Rousseau l'hypothèse du passage de la nature à la société
De la nature à la culture s’opère un passage, non pas par évolution mais par rupture, renversement, valorisation inverse. Rousseau procède à la construction d’un schéma abstrait de l’homme à l’état de nature. Il s’appuie sur un procédé de réduction qui consiste à mettre à l’écart les différences introduites entre les hommes par la société et l’histoire, pour ne retenir que ce que les hommes ont en commun d’irréductible, c’est-à-dire leur nature. Rousseau met en cause Grotius et Locke qui soutiennent la théorie de la sociabilité naturelle de l’homme. Contrairement à Locke qui pense que la moralité est antérieure à la formation des sociétés civiles, Rousseau met à l’actif de l’Etat le développement de la raison et celui de la moralité, qui en est la conséquence. Il critique Locke et Pufendorf, qui affirment l’existence d’un droit de propriété antérieur à tout contrat social. Rousseau n’est pas d’accord avec Hobbes car pour lui l’autorité politique ne peut en aucun cas être assimilée au droit du plus fort. Rousseau critique Condillac qui admet avec l’Ecriture qu’Adam et Eve furent en état de réfléchir et de communiquer leurs pensées en sortant des mains de Dieu. Mais il suppose ensuite un événement extraordinaire, le déluge, qui ne laissera en vie que deux enfants de sexe opposé égarés dans les déserts. Il imagine ces enfants retombés dans l’état de pure nature, sans aucun usage de la parole. Rousseau met également en cause la méthode utilisée par Buffon dans sa Théorie de la Terre.

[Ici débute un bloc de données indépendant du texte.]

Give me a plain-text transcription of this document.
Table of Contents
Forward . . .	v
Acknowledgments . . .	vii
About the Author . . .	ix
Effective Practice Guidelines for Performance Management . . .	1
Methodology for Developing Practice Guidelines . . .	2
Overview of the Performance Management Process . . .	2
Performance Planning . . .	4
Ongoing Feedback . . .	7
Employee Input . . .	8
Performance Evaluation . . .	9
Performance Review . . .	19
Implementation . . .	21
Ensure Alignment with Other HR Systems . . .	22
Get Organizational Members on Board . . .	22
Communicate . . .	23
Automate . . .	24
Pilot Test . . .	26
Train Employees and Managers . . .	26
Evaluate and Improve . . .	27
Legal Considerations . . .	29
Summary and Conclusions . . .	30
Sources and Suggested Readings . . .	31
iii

Rousseau cherche à repérer l’origine de l’inégalité qui fait correspondre à la naissance d’un Etat. Mais il ne va pas aborder le problème en historien, il va l’aborder en philosophe : comment est-on passé de la nature à la culture ? Selon lui on ne peut pas retrouver un état originaire de l’homme, alors lorsqu’il imagine un état de nature, c’est-à-dire un homme vivant dans une société sans Etat, c’est une hypothèse méthodologique qui va lui permettre de mieux penser la nature de l’homme et donc le fondement de l’inégalité. Il est impossible de penser la nature de l’homme en dehors de la culture, c’est-à-dire de la société selon Rousseau. L’homme à l’état de nature c’est la condition de l’homme dépouillé de ses qualités artificielles. La division du travail était sexuelle dans cette société autarcique. Le « bon sauvage » est bon parce qu’il n’a pas besoin d’être méchant puisqu’il n’y a pas d’inégalités sociales parce qu’il n’y a pas de propriété privée. Il n’est ni orgueilleux, ni jaloux parce que le désir n’excède pas le besoin. On ne peut pas penser la nature de l’homme en dehors de la société. On peut penser qu’une société sans inégalités est possible dans le futur car la cause de l’inégalité sociale n’est pas l’inégalité entre les hommes. C’est l’inégalité sociale qui fait que certains hommes deviennent orgueilleux, belliqueux, jaloux… L’homme n’a pas une nature donnée, prédéterminée, qui précèderait l’action sociale et éducative, il a une nature historique qui peut changer selon les conditions historiques et sociales. Il a un instinct de perfectionnement : il peut remettre sa nature en question.